GTA 4 : Attention danger. Il n’y a que Freud pour ne pas s’inquiéter ?
Je n’apprendrais pas ça à grand monde, je pense. GTA 4 est sortie. Oui, le 4 ème opus de cette saga scandaleuse, où tout est permis. Sonnette d’alarme : “les joueurs vont devenir des psychopathes, ah la la il manquait plus que ça !”. Mais pourquoi donc jouer aux psychopathes ?
Je pense qu’il est temps de revenir dans le passé en 1905 ou 1906 où un certain Sigmund Freud avait écrit “Personnages psychopathiques à la scène” (in résultats, idées, problèmes I, PUF). Texte de quelques pages où Freud part du constat que les personnages des grandes tragédies grecques seraient considérés comme très atteints et dangereux. En effet, les personnages de jeux vidéos sont des petits joueurs (sans mauvais jeu de mot… Et pourtant si) à coté d’un Oreste ou encore d’un Œdipe.
petit extrait:
“Le fait pour l’adulte de participer par le regard au jeu du théâtre a la même fonction que le jeu pour l’enfant, dont l’espoir tâtonnant de pouvoir s’égaler à l’adulte se trouve ainsi satisfait. Le spectateur vit trop peu de choses, il se sent comme un “un misérable à qui rien de grand ne peut arriver”, il a dû depuis longtemps étouffer, mieux déplacer son ambition d’être en tant que moi au centre des rouages de l’univers, il veut sentir, agir, tout modeler selon son désir, bref être un héros, et les acteurs-poêtes du théatre le lui rendent possible en lui permettant l’identification avec un héros.

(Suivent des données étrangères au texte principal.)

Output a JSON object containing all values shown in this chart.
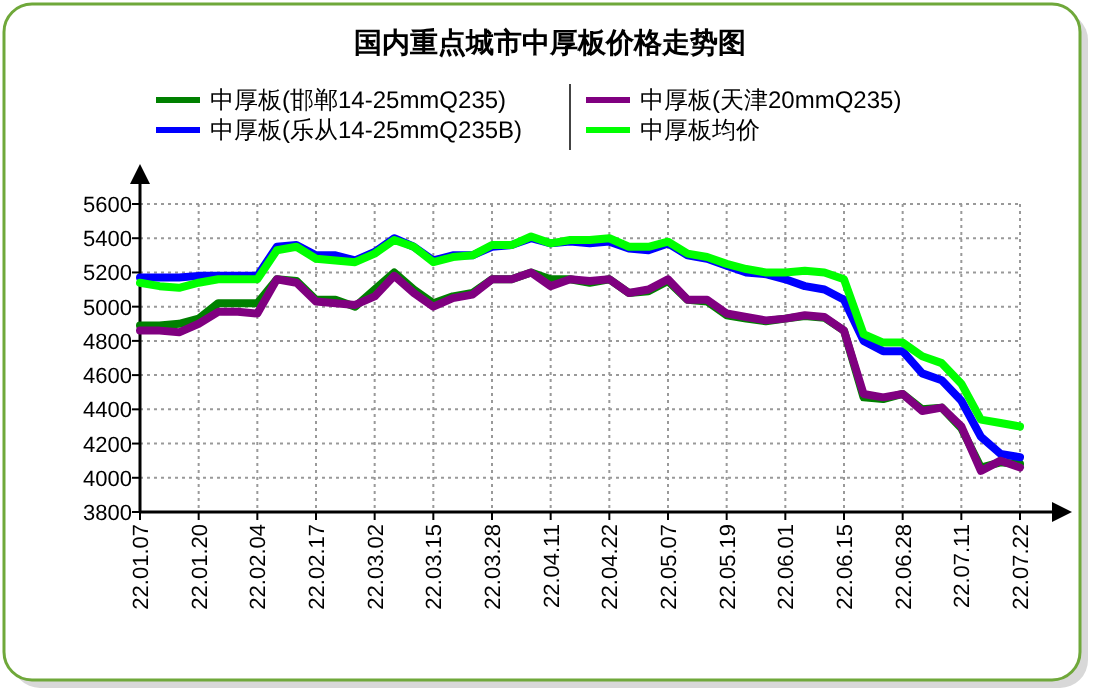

En la circonstance ils lui épargnent aussi quelques chose, car le spectateur sait bien qu’une telle activation de sa personne dans l’héroîsme n’est pas possible sans douleurs, souffrances ni pénibles appréhensions qui suppriment presque la jouissance; il sait aussi qu’il n’a qu’une vie et que peut-être il succombera dans un tel combat contre les résistances. Aussi sa jouissance présuppose-t-elle l’illusion, c’est à dire l’adoucissement de la souffrance par l’assurance que premièrement c’est un autre qui agit et souffre [...], et que deuxièmement ce n’est finalement qu’un jeu [...], céder impunément à des motions réprimés.”
S. Freud, “Personnages psychopathiques à la scène” (1906), trad. J. Altounian, A. Bourguignon, P. Cotet, A. Rauzy, in Résultats, idées, problèmes, I, Paris, Presses Universitaires de France, 1984.
On pourrait rétorquer, comme le fait naïvement certains, que dans les jeux vidéos on agit. Oui c’est certains, l’acteur aussi agit, d’ailleurs il est celui qui fait acte, qui joue le personnage, s’y identifie, se met à sa place, le travaille etc. Antony Hopkins a-til mangé des hommes parce qu’il a incarné Hannibal Lecter ?
Si le joueur prend du plaisir à tout casser dans le jeu, c’est bien parce qu’il se l’interdirait dans la réalité : le névrosé est comme ça, il jouie dans le déplacement. Laissons donc ces petits moments où l’on peut berner notre moralité.